US 12,461,745 B2
Systems for performing instructions to quickly convert and use tiles as 1D vectors
Bret Toll, Hillsboro, OR (US); Christopher J. Hughes, Santa Clara, CA (US); Dan Baum, Haifa (IL); Elmoustapha Ould-Ahmed-Vall, Gilbert, AZ (US); Raanan Sade, Portland, OR (US); Robert Valentine, Kiryat Tivon (IL); Mark J. Charney, Lexington, MA (US); and Alexander F. Heinecke, San Jose, CA (US)
Assigned to Intel Corporation, Santa Clara, CA (US)
Filed by Intel Corporation, Santa Clara, CA (US)
Filed on Nov. 28, 2023, as Appl. No. 18/521,000.
Application 18/521,000 is a continuation of application No. 17/549,363, filed on Dec. 13, 2021, granted, now 11,954,489.
Application 17/549,363 is a continuation of application No. 17/549,221, filed on Dec. 13, 2021, granted, now 11,714,648, issued on Aug. 1, 2023.
Application 17/549,221 is a continuation of application No. 17/240,882, filed on Apr. 26, 2021, granted, now 11,579,880, issued on Feb. 14, 2023.
Application 17/240,882 is a continuation of application No. 16/145,066, filed on Sep. 27, 2018, granted, now 10,990,396, issued on Apr. 27, 2021.
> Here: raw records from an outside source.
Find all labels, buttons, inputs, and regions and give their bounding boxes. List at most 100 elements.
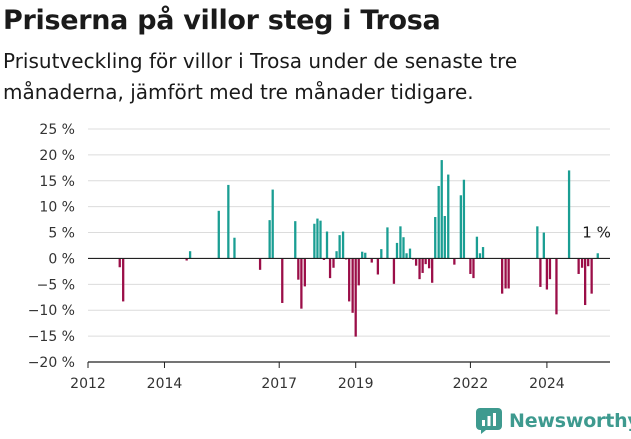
bar <box>351 258 354 313</box>
bar <box>507 258 510 289</box>
bar <box>185 258 188 261</box>
bar <box>300 258 303 309</box>
bar <box>453 258 456 265</box>
bar <box>354 258 357 337</box>
bar <box>188 251 192 259</box>
y-tick-label: 15 % <box>39 174 75 190</box>
bar <box>313 223 316 259</box>
bar <box>555 258 558 315</box>
y-tick-label: −20 % <box>28 355 75 371</box>
bar <box>395 242 399 259</box>
bar <box>227 184 230 259</box>
bar <box>380 249 383 259</box>
y-tick-label: 5 % <box>48 226 75 242</box>
x-tick-label: 2024 <box>529 376 565 392</box>
bar <box>472 258 475 279</box>
bar <box>548 258 552 280</box>
bar <box>325 231 329 259</box>
bars <box>118 160 599 337</box>
bar <box>118 258 121 268</box>
y-tick-label: −5 % <box>37 277 75 293</box>
bar <box>427 258 431 269</box>
chart-title: Priserna på villor steg i Trosa <box>3 5 441 36</box>
bar <box>319 220 322 259</box>
y-tick-label: 0 % <box>48 251 75 267</box>
bar <box>577 258 580 274</box>
x-tick-label: 2012 <box>70 376 106 392</box>
bar <box>443 215 446 259</box>
bar <box>281 258 284 303</box>
bar <box>297 258 300 280</box>
bar <box>414 258 418 266</box>
bar <box>481 247 485 259</box>
bar <box>459 195 462 259</box>
bar <box>567 170 571 259</box>
bar <box>475 236 479 259</box>
x-tick-label: 2022 <box>453 376 489 392</box>
bar <box>440 160 443 259</box>
bar <box>590 258 593 294</box>
y-tick-label: 20 % <box>39 148 75 164</box>
x-axis-ticks: 2012 2014 2017 2019 2022 2024 <box>70 362 565 392</box>
bar <box>357 258 360 286</box>
bar <box>587 258 590 267</box>
y-axis-ticks: 25 % 20 % 15 % 10 % 5 % 0 % −5 % −10 % −15 % −20 … <box>28 122 75 371</box>
y-tick-label: 10 % <box>39 200 75 216</box>
bar <box>364 252 367 259</box>
bar <box>348 258 351 302</box>
bar <box>421 258 424 273</box>
bar <box>268 220 271 259</box>
bar <box>122 258 125 302</box>
bar <box>392 258 396 284</box>
bar <box>418 258 421 280</box>
bar <box>338 235 341 259</box>
newsworthy-logo: Newsworthy <box>476 408 631 434</box>
bar <box>542 232 545 259</box>
bar <box>376 258 380 275</box>
latest-value-label: 1 % <box>582 223 611 241</box>
bar <box>462 179 466 259</box>
bar <box>447 174 450 259</box>
x-axis <box>88 257 610 363</box>
bar <box>335 251 338 259</box>
bar <box>437 185 440 259</box>
y-tick-label: −15 % <box>28 329 75 345</box>
bar <box>408 248 412 259</box>
bar <box>341 231 345 259</box>
y-tick-label: 25 % <box>39 122 75 138</box>
bar <box>233 237 236 259</box>
bar <box>386 227 389 259</box>
bar <box>584 258 587 306</box>
bar <box>504 258 507 289</box>
bar <box>370 258 373 263</box>
bar <box>536 226 539 259</box>
bar <box>399 226 402 259</box>
bar <box>361 251 364 259</box>
bar <box>478 253 482 259</box>
bar <box>328 258 332 279</box>
bar <box>545 258 549 290</box>
x-tick-label: 2017 <box>261 376 297 392</box>
bar <box>258 258 262 270</box>
bar <box>322 258 326 260</box>
bar <box>424 258 427 265</box>
y-tick-label: −10 % <box>28 303 75 319</box>
bar <box>316 218 319 259</box>
bar <box>501 258 504 294</box>
bar <box>402 237 405 259</box>
bar <box>431 258 434 283</box>
bar <box>271 189 274 259</box>
chart-subtitle: Prisutveckling för villor i Trosa under … <box>3 49 518 104</box>
bar <box>303 258 306 287</box>
bar <box>294 221 297 259</box>
bar <box>539 258 542 287</box>
x-tick-label: 2019 <box>338 376 374 392</box>
gridlines <box>88 128 610 363</box>
bar <box>434 217 437 259</box>
bar <box>469 258 472 274</box>
x-tick-label: 2014 <box>147 376 183 392</box>
newsworthy-logo-text: Newsworthy <box>509 410 631 432</box>
bar <box>405 253 408 259</box>
bar <box>332 258 335 268</box>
Prior Publication US 2024/0103867 A1, Mar. 28, 2024
Int. Cl. G06F 9/30 (2018.01)
CPC G06F 9/30145 (2013.01) [G06F 9/30032 (2013.01); G06F 9/30036 (2013.01); G06F 9/30038 (2023.08); G06F 9/30109 (2013.01)] 21 Claims
OG exemplary drawing
 
1. A processor comprising:
a plurality of vector registers, each vector register of the plurality of vector registers to store a plurality of matrix data elements;
execution circuitry to execute an instruction to load a first plurality of source data elements from a first column and a second column of a first source tile to a first vector register of the plurality of vector registers, wherein a first subset of the first plurality of source data elements from the first column are to be interleaved with a second subset of the first plurality of source data elements from the second column within the first vector register, the first source tile comprising group of rows and columns of a first source matrix stored in a memory;
the execution circuitry further comprising:
a set of multipliers to perform a parallel multiplication of each data element of the first plurality of source data elements stored in the first vector register with a corresponding source data element of a second plurality of source data elements stored in a second vector register of the plurality of vector registers to generate a corresponding plurality of products, the second plurality of source data elements from a second source tile of a second source matrix to be multiplied with the first source matrix; and
accumulator circuitry to add groups of the corresponding plurality of products to corresponding accumulated data elements of an accumulation matrix to generate corresponding result data elements of a result matrix.